Now hang on a minute, Hughesy, I hear The Incredulous Reader interpose, not Fleetwood Mac. Don't tell me you're into Fleetwood Mac...
My reply is that while the latest incarnation of the rhythm section in search of people to play out front in the spotlight leaves me close to cold I have fond memories of the first two or three incarnations and I'm interested in establishing where along the timeline things changed from classy to, IMHO, dreck.
Maybe dreck is taking it a bit too far, but I found it difficult to get excited by anything from Rumours onwards, and I'd managed to miss most of what transpired between Then Play On and Rhiannon.
Which is, of course, the reason behind the current exercise, prompted, in turn by grabbing the five disc Original Album Series which gives me a second copy of Then Play On and carries the story on to Mystery To Me.
And we need to sort out the sequence of comings and goings in the Fleetwood Mac revolving door, don't we?
As it turns out, the comings and goings continue way past the point where I lost interest, so we only need to go so far...
Not that any of this was on the horizon when Peter Green jumped ship from John Mayall's Bluesbreakers in 1967. He was looking to form a new band and initially thought he had drummer Mick Fleetwood and bassist John McVie with him.

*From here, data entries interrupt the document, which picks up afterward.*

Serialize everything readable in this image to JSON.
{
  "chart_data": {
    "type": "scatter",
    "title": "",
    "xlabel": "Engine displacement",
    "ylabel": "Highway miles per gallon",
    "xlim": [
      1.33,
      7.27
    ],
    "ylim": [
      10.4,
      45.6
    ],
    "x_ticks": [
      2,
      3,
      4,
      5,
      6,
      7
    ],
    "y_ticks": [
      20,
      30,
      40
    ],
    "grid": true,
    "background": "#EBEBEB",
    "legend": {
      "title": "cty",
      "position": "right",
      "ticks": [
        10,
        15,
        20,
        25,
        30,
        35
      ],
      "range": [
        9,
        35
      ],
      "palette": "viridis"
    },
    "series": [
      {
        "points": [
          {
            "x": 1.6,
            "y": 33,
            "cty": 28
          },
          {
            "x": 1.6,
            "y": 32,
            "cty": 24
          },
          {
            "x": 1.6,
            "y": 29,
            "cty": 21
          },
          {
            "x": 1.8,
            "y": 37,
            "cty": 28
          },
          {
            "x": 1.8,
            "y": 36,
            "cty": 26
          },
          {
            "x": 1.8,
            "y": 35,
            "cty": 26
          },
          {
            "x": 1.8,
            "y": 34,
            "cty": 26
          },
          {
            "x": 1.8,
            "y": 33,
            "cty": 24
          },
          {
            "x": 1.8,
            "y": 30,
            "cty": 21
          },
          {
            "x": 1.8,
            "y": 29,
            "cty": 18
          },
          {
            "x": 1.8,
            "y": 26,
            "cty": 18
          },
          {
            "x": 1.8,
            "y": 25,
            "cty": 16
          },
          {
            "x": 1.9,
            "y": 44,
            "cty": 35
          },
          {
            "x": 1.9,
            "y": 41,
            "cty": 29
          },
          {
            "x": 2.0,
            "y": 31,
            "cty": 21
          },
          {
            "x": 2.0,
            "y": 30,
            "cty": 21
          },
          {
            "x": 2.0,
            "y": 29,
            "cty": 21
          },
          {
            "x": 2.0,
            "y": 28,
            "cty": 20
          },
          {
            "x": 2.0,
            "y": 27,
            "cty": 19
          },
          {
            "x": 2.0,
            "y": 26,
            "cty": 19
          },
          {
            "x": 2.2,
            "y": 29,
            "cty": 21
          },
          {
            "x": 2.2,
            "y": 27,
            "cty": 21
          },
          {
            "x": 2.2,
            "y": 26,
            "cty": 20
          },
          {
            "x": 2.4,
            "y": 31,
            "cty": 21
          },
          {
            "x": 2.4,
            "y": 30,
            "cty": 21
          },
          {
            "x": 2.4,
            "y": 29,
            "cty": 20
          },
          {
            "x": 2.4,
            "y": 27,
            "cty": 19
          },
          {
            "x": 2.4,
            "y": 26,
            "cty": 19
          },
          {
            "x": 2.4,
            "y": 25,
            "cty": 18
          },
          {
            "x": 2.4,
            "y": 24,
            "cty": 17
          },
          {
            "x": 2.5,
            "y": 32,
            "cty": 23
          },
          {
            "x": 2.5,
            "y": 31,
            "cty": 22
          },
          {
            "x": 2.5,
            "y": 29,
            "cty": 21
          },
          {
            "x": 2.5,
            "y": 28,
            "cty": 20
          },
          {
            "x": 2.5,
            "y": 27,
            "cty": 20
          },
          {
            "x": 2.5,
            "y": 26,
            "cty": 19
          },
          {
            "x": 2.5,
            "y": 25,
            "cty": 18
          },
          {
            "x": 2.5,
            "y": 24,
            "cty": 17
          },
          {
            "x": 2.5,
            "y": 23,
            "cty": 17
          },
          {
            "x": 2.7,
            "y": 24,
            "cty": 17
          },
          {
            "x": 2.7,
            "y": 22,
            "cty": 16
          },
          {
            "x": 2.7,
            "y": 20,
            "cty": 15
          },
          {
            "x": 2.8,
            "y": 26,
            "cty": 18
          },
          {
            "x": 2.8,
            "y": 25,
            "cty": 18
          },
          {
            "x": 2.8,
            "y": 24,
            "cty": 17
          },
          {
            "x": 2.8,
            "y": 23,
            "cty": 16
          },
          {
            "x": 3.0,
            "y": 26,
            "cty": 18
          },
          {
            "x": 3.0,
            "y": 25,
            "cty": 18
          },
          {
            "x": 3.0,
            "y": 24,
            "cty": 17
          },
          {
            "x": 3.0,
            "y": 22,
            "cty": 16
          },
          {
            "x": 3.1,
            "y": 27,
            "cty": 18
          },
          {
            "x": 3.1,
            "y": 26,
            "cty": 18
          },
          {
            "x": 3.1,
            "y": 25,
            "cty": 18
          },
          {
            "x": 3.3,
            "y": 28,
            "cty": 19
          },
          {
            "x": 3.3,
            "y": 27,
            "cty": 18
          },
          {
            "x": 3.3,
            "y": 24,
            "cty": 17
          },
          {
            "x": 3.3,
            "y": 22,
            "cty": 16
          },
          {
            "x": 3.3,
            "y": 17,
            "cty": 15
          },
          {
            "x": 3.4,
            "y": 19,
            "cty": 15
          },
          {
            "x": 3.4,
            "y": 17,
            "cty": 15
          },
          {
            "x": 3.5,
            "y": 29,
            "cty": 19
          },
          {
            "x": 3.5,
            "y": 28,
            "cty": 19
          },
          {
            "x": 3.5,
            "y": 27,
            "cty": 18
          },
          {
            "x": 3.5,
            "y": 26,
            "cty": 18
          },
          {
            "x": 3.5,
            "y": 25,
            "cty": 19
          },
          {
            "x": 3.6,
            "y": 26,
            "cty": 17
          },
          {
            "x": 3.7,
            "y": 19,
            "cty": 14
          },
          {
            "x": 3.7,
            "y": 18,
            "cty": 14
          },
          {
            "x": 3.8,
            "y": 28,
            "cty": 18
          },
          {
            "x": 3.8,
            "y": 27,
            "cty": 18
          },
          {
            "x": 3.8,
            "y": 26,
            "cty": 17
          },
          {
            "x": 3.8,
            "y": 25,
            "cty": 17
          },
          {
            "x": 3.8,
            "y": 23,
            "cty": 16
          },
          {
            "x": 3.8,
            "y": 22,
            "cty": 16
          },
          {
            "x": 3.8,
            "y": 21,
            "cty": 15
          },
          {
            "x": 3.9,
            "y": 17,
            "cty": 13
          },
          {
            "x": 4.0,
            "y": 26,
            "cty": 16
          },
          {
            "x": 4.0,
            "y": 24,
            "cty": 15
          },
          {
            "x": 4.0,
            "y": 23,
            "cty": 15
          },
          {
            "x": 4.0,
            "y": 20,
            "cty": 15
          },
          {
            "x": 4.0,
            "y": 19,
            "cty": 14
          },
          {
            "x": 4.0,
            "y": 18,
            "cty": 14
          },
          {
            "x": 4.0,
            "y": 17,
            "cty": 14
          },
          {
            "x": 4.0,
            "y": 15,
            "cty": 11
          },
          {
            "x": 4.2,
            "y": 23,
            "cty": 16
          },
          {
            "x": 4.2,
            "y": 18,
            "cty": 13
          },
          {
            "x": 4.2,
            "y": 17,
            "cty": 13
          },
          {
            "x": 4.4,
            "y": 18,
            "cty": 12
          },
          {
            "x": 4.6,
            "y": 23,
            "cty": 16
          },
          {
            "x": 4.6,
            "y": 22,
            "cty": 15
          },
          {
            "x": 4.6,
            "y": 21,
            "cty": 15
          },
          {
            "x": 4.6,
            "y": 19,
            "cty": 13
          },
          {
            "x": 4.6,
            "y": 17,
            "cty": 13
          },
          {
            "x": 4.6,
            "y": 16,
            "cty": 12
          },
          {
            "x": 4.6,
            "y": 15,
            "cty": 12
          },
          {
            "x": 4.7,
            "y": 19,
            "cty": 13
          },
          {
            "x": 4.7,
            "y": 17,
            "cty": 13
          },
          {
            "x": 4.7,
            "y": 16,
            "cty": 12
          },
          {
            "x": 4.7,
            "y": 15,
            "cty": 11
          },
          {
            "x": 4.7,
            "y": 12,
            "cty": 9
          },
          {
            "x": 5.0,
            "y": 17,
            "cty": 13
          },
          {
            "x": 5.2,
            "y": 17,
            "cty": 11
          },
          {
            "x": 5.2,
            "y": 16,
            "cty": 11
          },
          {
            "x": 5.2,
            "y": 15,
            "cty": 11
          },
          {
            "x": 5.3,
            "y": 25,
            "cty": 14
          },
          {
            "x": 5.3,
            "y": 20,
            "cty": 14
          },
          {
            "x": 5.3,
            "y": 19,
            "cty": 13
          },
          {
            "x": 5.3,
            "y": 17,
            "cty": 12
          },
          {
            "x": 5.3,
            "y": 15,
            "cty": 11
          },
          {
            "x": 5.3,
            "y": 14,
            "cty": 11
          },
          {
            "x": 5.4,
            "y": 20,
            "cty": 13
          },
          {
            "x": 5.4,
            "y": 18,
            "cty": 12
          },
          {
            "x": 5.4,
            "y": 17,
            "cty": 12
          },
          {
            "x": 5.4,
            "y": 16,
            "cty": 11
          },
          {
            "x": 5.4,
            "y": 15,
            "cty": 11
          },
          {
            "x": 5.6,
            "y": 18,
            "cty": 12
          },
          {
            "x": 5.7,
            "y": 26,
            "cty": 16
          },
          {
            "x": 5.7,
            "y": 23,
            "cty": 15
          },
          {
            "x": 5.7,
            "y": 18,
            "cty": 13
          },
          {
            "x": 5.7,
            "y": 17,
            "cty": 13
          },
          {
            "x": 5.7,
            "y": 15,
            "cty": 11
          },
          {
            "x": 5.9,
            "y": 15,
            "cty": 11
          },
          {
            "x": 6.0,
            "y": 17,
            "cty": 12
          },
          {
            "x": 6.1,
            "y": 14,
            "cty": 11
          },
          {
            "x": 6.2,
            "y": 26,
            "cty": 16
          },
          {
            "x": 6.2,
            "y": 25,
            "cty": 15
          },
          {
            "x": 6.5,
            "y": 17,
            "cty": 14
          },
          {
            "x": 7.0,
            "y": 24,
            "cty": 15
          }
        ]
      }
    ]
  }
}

Green and Fleetwood went back a bit, having played together in Peter B's Looners (the B being Peter Barden on keyboards) and Shotgun Express (the expanded Looners featuring Rod Stewart out front). One Dave Ambrose played bass in those two outfits. Green went from there to Mayall (replacing a certain Eric Clapton), and when drummer Aynsley Dunbar left The Bluesbreakers Green suggested his mate Mick for the vacancy.
Fleetwood had left Shotgun Express five weeks earlier and had been working as an interior decorator. The Mayall gig only lasted a month, and Fleetwood "got the boot for drinking a bit too much." (most of these details can be confirmed in Pete Frame's excellent Rock Family Trees).